# Is VOOM dead, dead?



## blooker68 (May 11, 2008)

I was just at WalMart watching a few 42" displays and was surprised to see a promo for VOOM HD network featuring the Rush channel. This was followed by a Sharp sponsored baseball segment and then a WalMart back to school commercial.

What signal source does Walmart use for their display units?


----------



## phrelin (Jan 18, 2007)

Sounds like it's an internally created source.


----------



## garys (Nov 4, 2005)

I believe they use internal commercials on a loop.


----------



## 459707 (Aug 15, 2007)

Yes, I noticed this at Sam's Club, also. They have a pre-recored set of ads that play on loop all day long. If your there long enough, you can even watch them repeat! This is the same for Target as well.

Isn't VOOM still available on some cable networks?

I still wish some of the VOOM channels would com back to dish - even if there was only a few, or a "best of" channel, or they made shows available for free on ON DEMAND, but I know none of that would happen. Oh well. I guess when I get my cravings for VOOM, i'll just go shop at WalMart.


----------



## HDRoberts (Dec 11, 2007)

Voom is still on Cablevision in New York. Some networks (plus a few specialty networks like Oasis) are on some international systems. 
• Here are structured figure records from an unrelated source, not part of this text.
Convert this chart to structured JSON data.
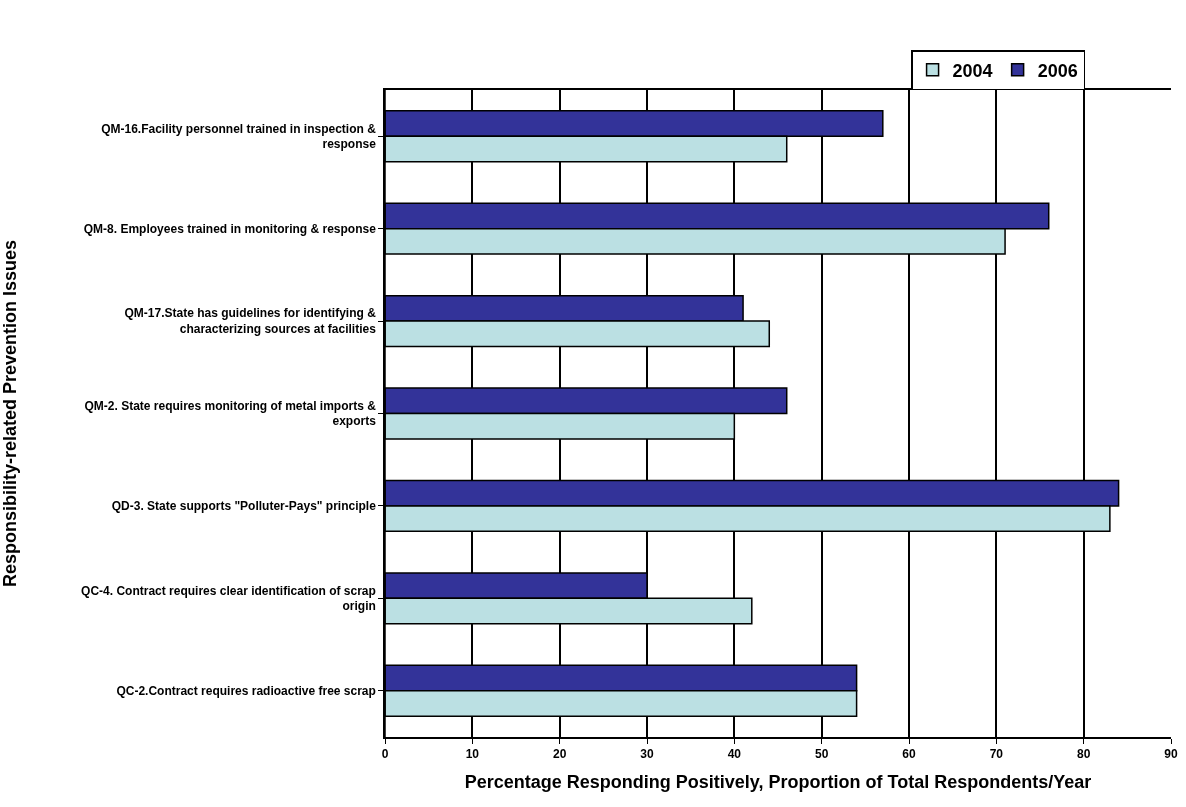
{
  "chart_data": {
    "type": "bar",
    "orientation": "horizontal",
    "xlabel": "Percentage Responding Positively, Proportion of Total Respondents/Year",
    "ylabel": "Responsibility-related Prevention Issues",
    "categories": [
      "QM-16.Facility personnel trained in inspection & response",
      "QM-8. Employees trained in monitoring & response",
      "QM-17.State has guidelines for identifying & characterizing sources at facilities",
      "QM-2. State requires monitoring of metal imports & exports",
      "QD-3. State supports \"Polluter-Pays\" principle",
      "QC-4. Contract requires clear identification of scrap origin",
      "QC-2.Contract requires radioactive free scrap"
    ],
    "series": [
      {
        "name": "2004",
        "color": "#bbe0e3",
        "values": [
          46,
          71,
          44,
          40,
          83,
          42,
          54
        ]
      },
      {
        "name": "2006",
        "color": "#333399",
        "values": [
          57,
          76,
          41,
          46,
          84,
          30,
          54
        ]
      }
    ],
    "xlim": [
      0,
      90
    ],
    "xticks": [
      0,
      10,
      20,
      30,
      40,
      50,
      60,
      70,
      80,
      90
    ],
    "grid": "x",
    "legend": "top"
  }
}
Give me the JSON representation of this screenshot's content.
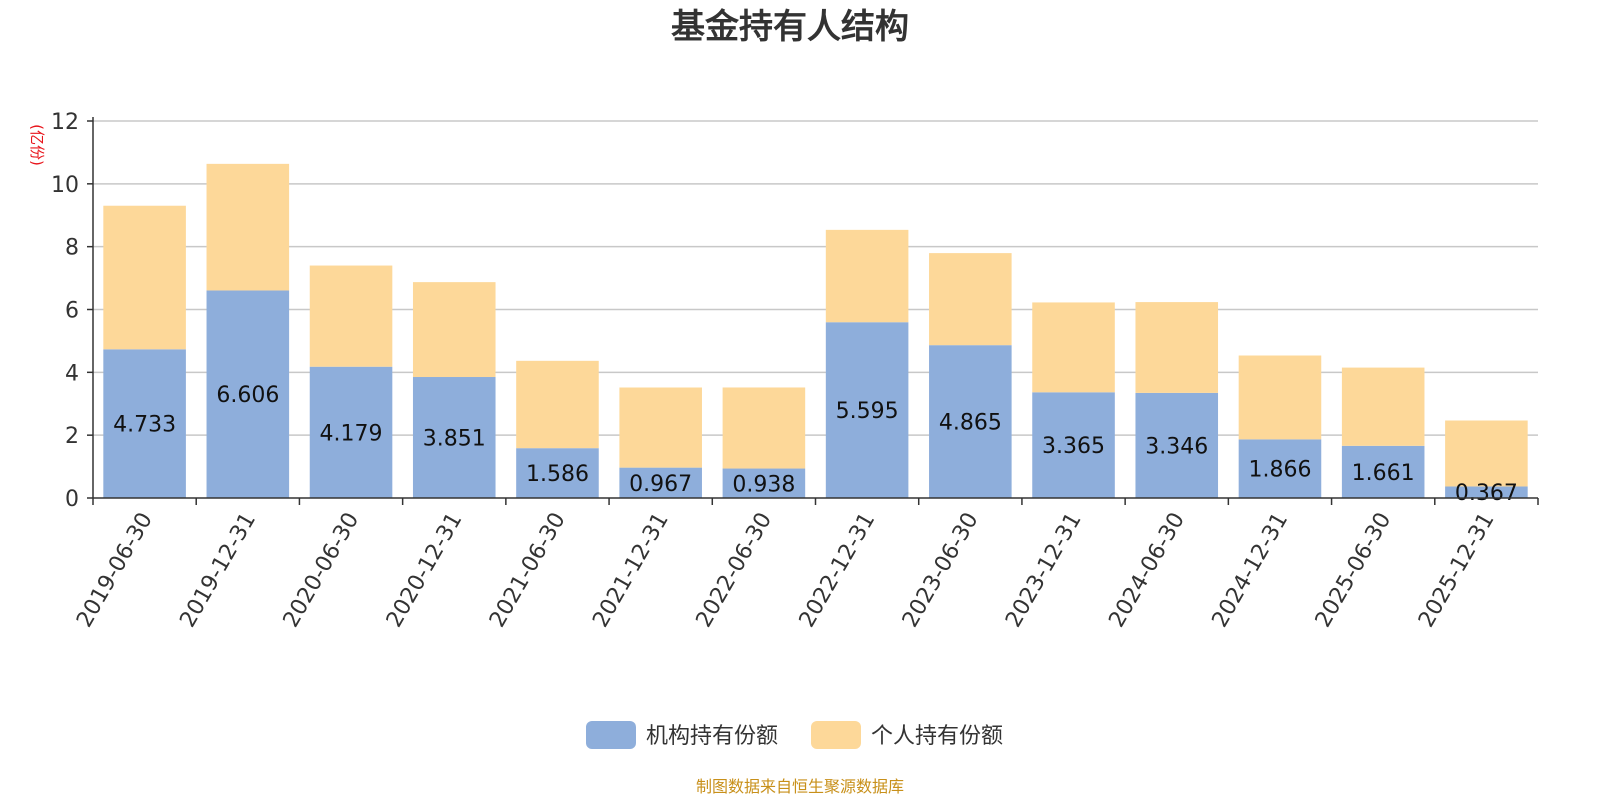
{
  "chart_data": {
    "type": "bar",
    "stacked": true,
    "title": "基金持有人结构",
    "unit_label": "(亿份)",
    "ylim": [
      0,
      12
    ],
    "yticks": [
      0,
      2,
      4,
      6,
      8,
      10,
      12
    ],
    "grid": true,
    "categories": [
      "2019-06-30",
      "2019-12-31",
      "2020-06-30",
      "2020-12-31",
      "2021-06-30",
      "2021-12-31",
      "2022-06-30",
      "2022-12-31",
      "2023-06-30",
      "2023-12-31",
      "2024-06-30",
      "2024-12-31",
      "2025-06-30",
      "2025-12-31"
    ],
    "series": [
      {
        "name": "机构持有份额",
        "color": "#8eaedb",
        "values": [
          4.733,
          6.606,
          4.179,
          3.851,
          1.586,
          0.967,
          0.938,
          5.595,
          4.865,
          3.365,
          3.346,
          1.866,
          1.661,
          0.367
        ],
        "labels": [
          "4.733",
          "6.606",
          "4.179",
          "3.851",
          "1.586",
          "0.967",
          "0.938",
          "5.595",
          "4.865",
          "3.365",
          "3.346",
          "1.866",
          "1.661",
          "0.367"
        ]
      },
      {
        "name": "个人持有份额",
        "color": "#fdd899",
        "values": [
          4.57,
          4.03,
          3.22,
          3.02,
          2.78,
          2.55,
          2.58,
          2.94,
          2.93,
          2.86,
          2.89,
          2.67,
          2.49,
          2.1
        ]
      }
    ],
    "legend_position": "bottom-center",
    "source_note": "制图数据来自恒生聚源数据库"
  }
}
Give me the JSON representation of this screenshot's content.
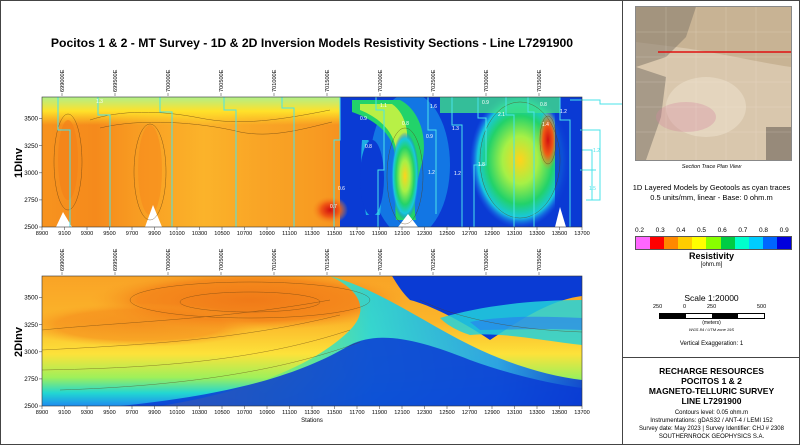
{
  "title": "Pocitos 1 & 2 - MT Survey - 1D & 2D Inversion Models Resistivity Sections - Line L7291900",
  "chart_data": [
    {
      "type": "heatmap",
      "panel": "1DInv",
      "ylabel": "1DInv",
      "xlim": [
        8900,
        13700
      ],
      "ylim": [
        2500,
        3700
      ],
      "x_ticks": [
        "8900",
        "9100",
        "9300",
        "9500",
        "9700",
        "9900",
        "10100",
        "10300",
        "10500",
        "10700",
        "10900",
        "11100",
        "11300",
        "11500",
        "11700",
        "11900",
        "12100",
        "12300",
        "12500",
        "12700",
        "12900",
        "13100",
        "13300",
        "13500",
        "13700"
      ],
      "y_ticks": [
        "2500",
        "2750",
        "3000",
        "3250",
        "3500"
      ],
      "station_labels": [
        "699000E",
        "699500E",
        "700000E",
        "700500E",
        "701000E",
        "701500E",
        "702000E",
        "702500E",
        "703000E",
        "703500E"
      ],
      "trace_labels": [
        "1.3",
        "1.1",
        "0.9",
        "0.8",
        "0.6",
        "0.8",
        "0.9",
        "1.3",
        "1.2",
        "0.9",
        "1.6",
        "1.2",
        "1.8",
        "0.8",
        "0.7",
        "2.1",
        "1.4",
        "1.2"
      ],
      "colorscale_min": 0.2,
      "colorscale_max": 0.9
    },
    {
      "type": "heatmap",
      "panel": "2DInv",
      "ylabel": "2DInv",
      "xlabel": "Stations",
      "xlim": [
        8900,
        13700
      ],
      "ylim": [
        2500,
        3700
      ],
      "x_ticks": [
        "8900",
        "9100",
        "9300",
        "9500",
        "9700",
        "9900",
        "10100",
        "10300",
        "10500",
        "10700",
        "10900",
        "11100",
        "11300",
        "11500",
        "11700",
        "11900",
        "12100",
        "12300",
        "12500",
        "12700",
        "12900",
        "13100",
        "13300",
        "13500",
        "13700"
      ],
      "y_ticks": [
        "2500",
        "2750",
        "3000",
        "3250",
        "3500"
      ],
      "station_labels": [
        "699000E",
        "699500E",
        "700000E",
        "700500E",
        "701000E",
        "701500E",
        "702000E",
        "702500E",
        "703000E",
        "703500E"
      ],
      "colorscale_min": 0.2,
      "colorscale_max": 0.9
    }
  ],
  "right_panel": {
    "map_caption": "Section Trace Plan View",
    "model_note_1": "1D Layered Models by Geotools as cyan traces",
    "model_note_2": "0.5 units/mm, linear - Base: 0 ohm.m",
    "colorbar_labels": [
      "0.2",
      "0.3",
      "0.4",
      "0.5",
      "0.6",
      "0.7",
      "0.8",
      "0.9"
    ],
    "colorbar_colors": [
      "#ff66ff",
      "#ff0000",
      "#ff8800",
      "#ffcc00",
      "#ffff00",
      "#88ff00",
      "#00cc44",
      "#00ffcc",
      "#00ccff",
      "#0066ff",
      "#0000dd"
    ],
    "colorbar_title": "Resistivity",
    "colorbar_units": "[ohm.m]",
    "scale_title": "Scale 1:20000",
    "scale_ticks": [
      "250",
      "0",
      "250",
      "500"
    ],
    "scale_units": "(meters)",
    "projection": "WGS 84 / UTM zone 19S",
    "vertical_exaggeration": "Vertical Exaggeration: 1",
    "company": "RECHARGE RESOURCES",
    "project": "POCITOS 1 & 2",
    "survey_type": "MAGNETO-TELLURIC SURVEY",
    "line": "LINE L7291900",
    "contours": "Contours level: 0.05 ohm.m",
    "instrumentation": "Instrumentations: gDAS32 / ANT-4 / LEMI 152",
    "survey_date": "Survey date: May 2023 | Survey Identifier: CHJ # 2308",
    "contractor": "SOUTHERNROCK GEOPHYSICS S.A."
  }
}
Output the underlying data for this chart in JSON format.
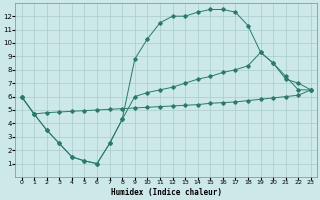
{
  "xlabel": "Humidex (Indice chaleur)",
  "bg_color": "#cce8e8",
  "grid_color": "#aacccc",
  "line_color": "#2a7a6a",
  "xlim": [
    -0.5,
    23.5
  ],
  "ylim": [
    0,
    13
  ],
  "xticks": [
    0,
    1,
    2,
    3,
    4,
    5,
    6,
    7,
    8,
    9,
    10,
    11,
    12,
    13,
    14,
    15,
    16,
    17,
    18,
    19,
    20,
    21,
    22,
    23
  ],
  "yticks": [
    1,
    2,
    3,
    4,
    5,
    6,
    7,
    8,
    9,
    10,
    11,
    12
  ],
  "line1_x": [
    0,
    1,
    2,
    3,
    4,
    5,
    6,
    7,
    8,
    9,
    10,
    11,
    12,
    13,
    14,
    15,
    16,
    17,
    18,
    19,
    20,
    21,
    22,
    23
  ],
  "line1_y": [
    6.0,
    4.7,
    4.8,
    4.85,
    4.9,
    4.95,
    5.0,
    5.05,
    5.1,
    5.15,
    5.2,
    5.25,
    5.3,
    5.35,
    5.4,
    5.5,
    5.55,
    5.6,
    5.7,
    5.8,
    5.9,
    6.0,
    6.1,
    6.5
  ],
  "line2_x": [
    0,
    1,
    2,
    3,
    4,
    5,
    6,
    7,
    8,
    9,
    10,
    11,
    12,
    13,
    14,
    15,
    16,
    17,
    18,
    19,
    20,
    21,
    22,
    23
  ],
  "line2_y": [
    6.0,
    4.7,
    3.5,
    2.5,
    1.5,
    1.2,
    1.0,
    2.5,
    4.3,
    6.0,
    6.3,
    6.5,
    6.7,
    7.0,
    7.3,
    7.5,
    7.8,
    8.0,
    8.3,
    9.3,
    8.5,
    7.5,
    6.5,
    6.5
  ],
  "line3_x": [
    0,
    1,
    2,
    3,
    4,
    5,
    6,
    7,
    8,
    9,
    10,
    11,
    12,
    13,
    14,
    15,
    16,
    17,
    18,
    19,
    20,
    21,
    22,
    23
  ],
  "line3_y": [
    6.0,
    4.7,
    3.5,
    2.5,
    1.5,
    1.2,
    1.0,
    2.5,
    4.3,
    8.8,
    10.3,
    11.5,
    12.0,
    12.0,
    12.3,
    12.5,
    12.5,
    12.3,
    11.3,
    9.3,
    8.5,
    7.3,
    7.0,
    6.5
  ]
}
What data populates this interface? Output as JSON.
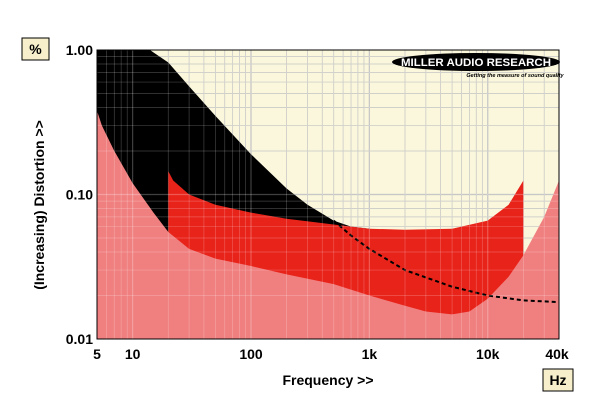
{
  "chart_data": {
    "type": "area",
    "xscale": "log",
    "yscale": "log",
    "xlim": [
      5,
      40000
    ],
    "ylim": [
      0.01,
      1.0
    ],
    "grid": true,
    "xlabel": "Frequency >>",
    "ylabel": "(Increasing) Distortion >>",
    "x_unit": "Hz",
    "y_unit": "%",
    "x_ticks": [
      {
        "value": 5,
        "label": "5"
      },
      {
        "value": 10,
        "label": "10"
      },
      {
        "value": 100,
        "label": "100"
      },
      {
        "value": 1000,
        "label": "1k"
      },
      {
        "value": 10000,
        "label": "10k"
      },
      {
        "value": 40000,
        "label": "40k"
      }
    ],
    "y_ticks": [
      {
        "value": 1.0,
        "label": "1.00"
      },
      {
        "value": 0.1,
        "label": "0.10"
      },
      {
        "value": 0.01,
        "label": "0.01"
      }
    ],
    "series": [
      {
        "color": "#000000",
        "x": [
          5,
          7,
          10,
          14,
          20,
          30,
          50,
          100,
          200,
          300,
          500,
          700,
          1000
        ],
        "y": [
          1.0,
          1.0,
          1.0,
          1.0,
          0.82,
          0.56,
          0.35,
          0.19,
          0.11,
          0.085,
          0.066,
          0.06,
          0.058
        ]
      },
      {
        "color": "#e8231a",
        "x": [
          20,
          22,
          30,
          50,
          100,
          200,
          500,
          1000,
          2000,
          5000,
          10000,
          15000,
          20000
        ],
        "y": [
          0.145,
          0.125,
          0.1,
          0.085,
          0.075,
          0.068,
          0.062,
          0.058,
          0.057,
          0.058,
          0.066,
          0.085,
          0.125
        ]
      },
      {
        "color": "#f08080",
        "x": [
          5,
          5.5,
          7,
          10,
          15,
          20,
          30,
          50,
          100,
          200,
          500,
          1000,
          2000,
          3000,
          5000,
          7000,
          10000,
          15000,
          20000,
          30000,
          40000
        ],
        "y": [
          0.38,
          0.3,
          0.2,
          0.12,
          0.075,
          0.055,
          0.042,
          0.036,
          0.032,
          0.028,
          0.024,
          0.02,
          0.017,
          0.0155,
          0.0148,
          0.0155,
          0.019,
          0.027,
          0.038,
          0.07,
          0.125
        ]
      }
    ],
    "reference_line": {
      "style": "dashed",
      "color": "#000000",
      "x": [
        500,
        700,
        1000,
        2000,
        5000,
        10000,
        20000,
        40000
      ],
      "y": [
        0.066,
        0.052,
        0.042,
        0.03,
        0.023,
        0.02,
        0.0185,
        0.018
      ]
    }
  },
  "logo": {
    "brand": "MILLER AUDIO RESEARCH",
    "tagline": "Getting the measure of sound quality"
  },
  "colors": {
    "plot_background": "#fbf7dc",
    "grid": "#b5b5b5",
    "unit_box_fill": "#f7efcc"
  }
}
I think Voom is only on Cablevision to keep up their channel count. I think it could go away permanently at any time.


----------



## blooker68 (May 11, 2008)

I still think Charlie did us dirty with Voom. I used to like the guy.


----------



## reddice (Feb 18, 2003)

blooker68 said:


> I still think Charlie did us dirty with Voom. I used to like the guy.


I never liked him. He makes promises. Gives us channels and then takes them away because he is too cheap to negotiate contracts. Says he does not want to raise our rates and then they end up going up every February. The CEO of DirecTV never has that problem. I still like Dish Network better because I like their DVR's better and their PQ for SD and HD is good. Just wish we had a different CEO/President.


----------



## jclewter79 (Jan 8, 2008)

Personally I like his attitude. It reminds me of how I act when someone tries to put the screws to me. I do believe we and the D* subs have benifited from him holding out on contracts sometimes.


----------



## tedb3rd (Feb 2, 2006)

jclewter79: couldn't agree with you more. I'm happy with Dish b/c it's still much cheaper than cable for the number of channels. Not all my customer service calls have been great, but it's still much better than cable. Who knows how much the service would be if they just gave into every network's demand for more revenue to carry the channels. He must have done something right in the past to get Dish where it is today. ...so they just lost some subs recently--big deal. The only companies that aren't struggling these days are in the market of selling oil.

Charlie: Don't change your methods!


----------